I work more on the enterprise side of things, doing information analysis harrumphitywhatnot. My data tends to look a lot like the example in those slides, my performance drags look a lot like what those slides warned about, and a lot of the tricks I've come up with for keeping performance up look a lot like what was shown in the slides.
Far from concluding that this doesn't apply to me because I don't work in C++ and I'm not a game developer, I think I need to take some more time to read the game development literature to see what else I can learn.
It applies to any operations over sets of data. Do you search or sort numeric or text data? Then this applies.

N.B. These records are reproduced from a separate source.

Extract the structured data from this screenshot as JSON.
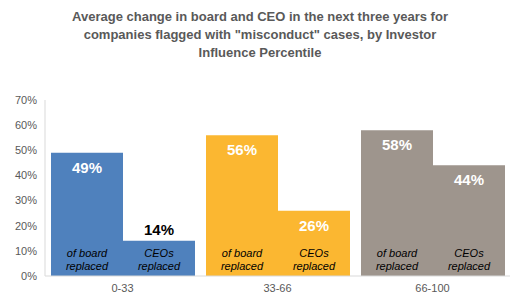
{
  "chart_data": {
    "type": "bar",
    "title": "Average change in board and CEO in the next three years for companies flagged with \"misconduct\" cases, by Investor Influence Percentile",
    "categories": [
      "0-33",
      "33-66",
      "66-100"
    ],
    "series": [
      {
        "name": "of board replaced",
        "colors": [
          "#4f81bd",
          "#fbb731",
          "#9e958d"
        ],
        "values": [
          49,
          56,
          58
        ],
        "value_labels": [
          "49%",
          "56%",
          "58%"
        ]
      },
      {
        "name": "CEOs replaced",
        "colors": [
          "#4f81bd",
          "#fbb731",
          "#9e958d"
        ],
        "values": [
          14,
          26,
          44
        ],
        "value_labels": [
          "14%",
          "26%",
          "44%"
        ]
      }
    ],
    "ylim": [
      0,
      70
    ],
    "yticks": [
      {
        "value": 0,
        "label": "0%"
      },
      {
        "value": 10,
        "label": "10%"
      },
      {
        "value": 20,
        "label": "20%"
      },
      {
        "value": 30,
        "label": "30%"
      },
      {
        "value": 40,
        "label": "40%"
      },
      {
        "value": 50,
        "label": "50%"
      },
      {
        "value": 60,
        "label": "60%"
      },
      {
        "value": 70,
        "label": "70%"
      }
    ],
    "data_labels": true,
    "grid": false
  }
}
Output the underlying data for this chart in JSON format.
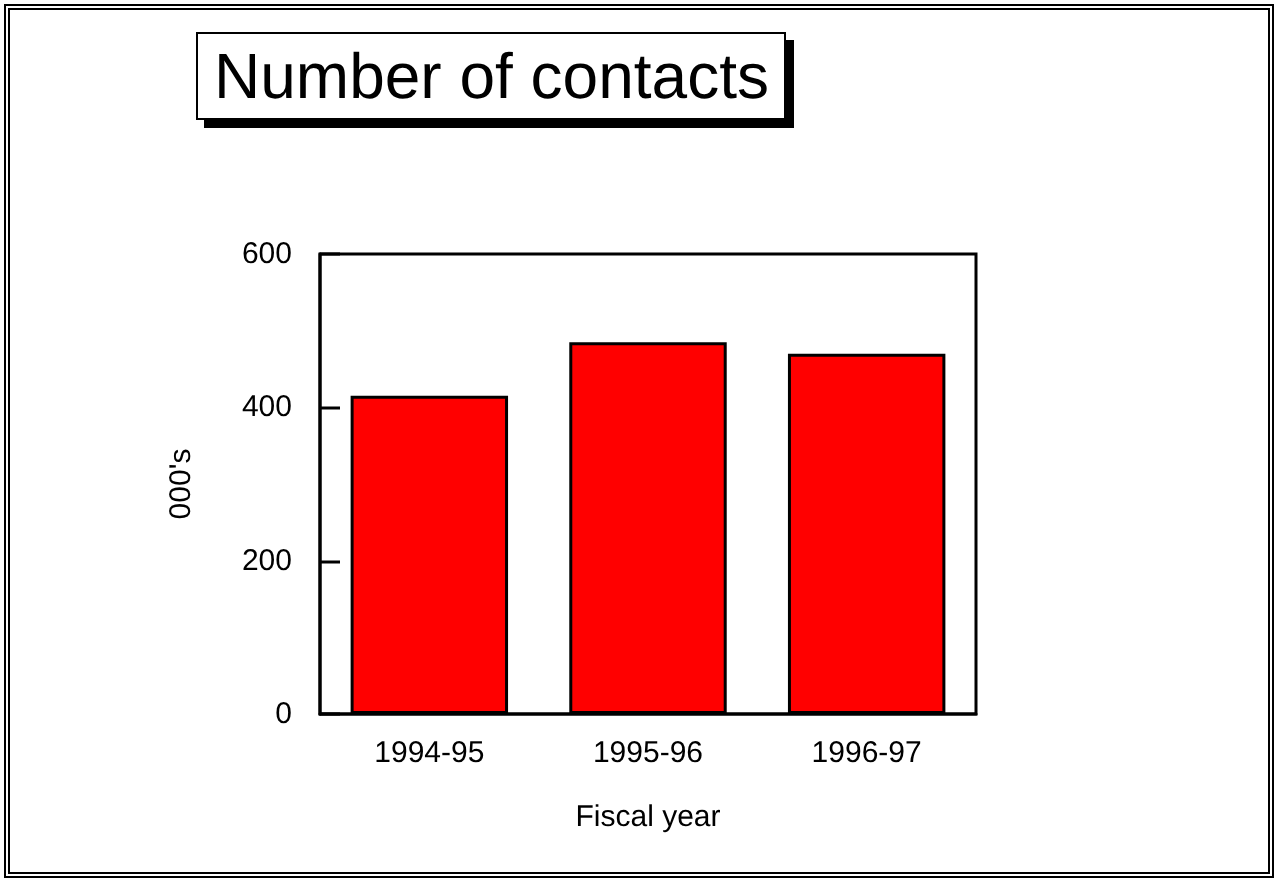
{
  "chart_data": {
    "type": "bar",
    "title": "Number of contacts",
    "xlabel": "Fiscal year",
    "ylabel": "000's",
    "categories": [
      "1994-95",
      "1995-96",
      "1996-97"
    ],
    "values": [
      415,
      485,
      470
    ],
    "color": "#ff0000",
    "ylim": [
      0,
      600
    ],
    "yticks": [
      0,
      200,
      400,
      600
    ],
    "grid": false
  }
}
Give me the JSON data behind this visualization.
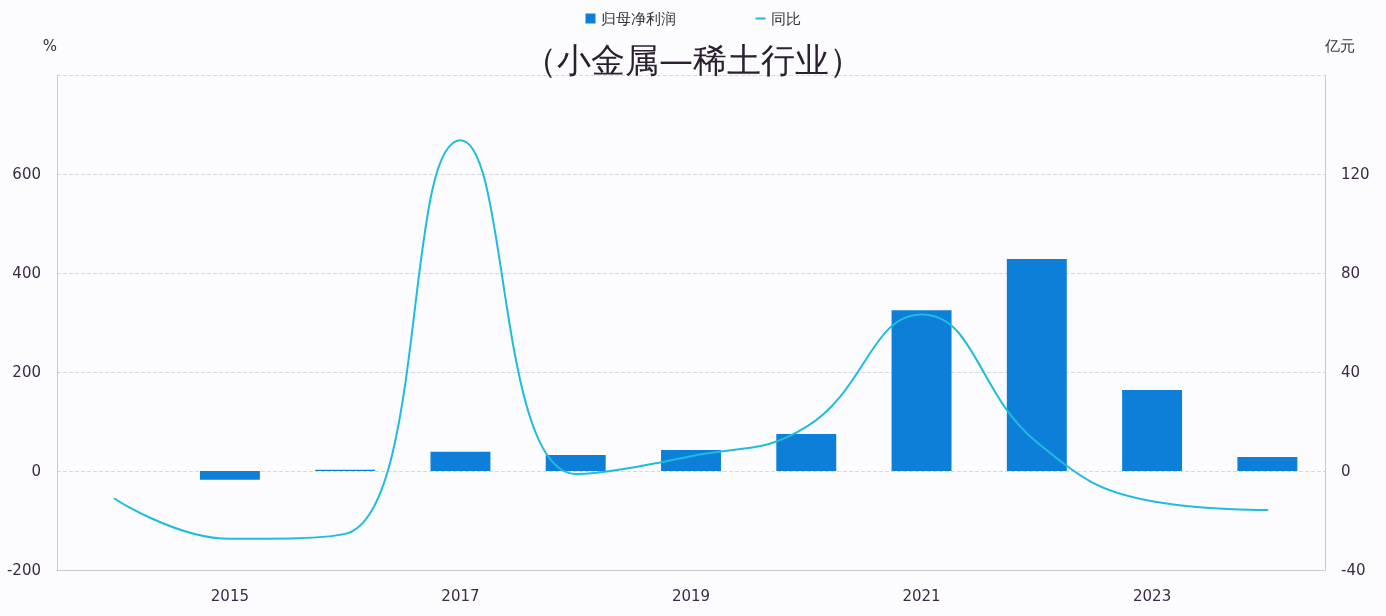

You want to structure sets of things in contiguous blocks of memory to the extent possible.
I've really enjoyed reading http://bitsquid.blogspot.com/ . It runs right from the birth of their game engine right up to the recent acquisition by Autodesk. They are heavy proponents of data-centric design with flat layouts (no pointer graphs jumping all over memory). The result is a game engine where almost anything (from rendering pipelines to physics models to ai) can be changed, compiled and live-updated on a nearby console in under a second.
We might also think of this as modern architectures being very badly suited for supporting these mechanisms for abstraction. This may indicate an opportunity.
This is about game programming, and how to optimize your data to be cache- and prefetch-friendly.
If your data doesn't look like game data, or isn't accessed like game data, it won't help and the "pitfalls" aren't.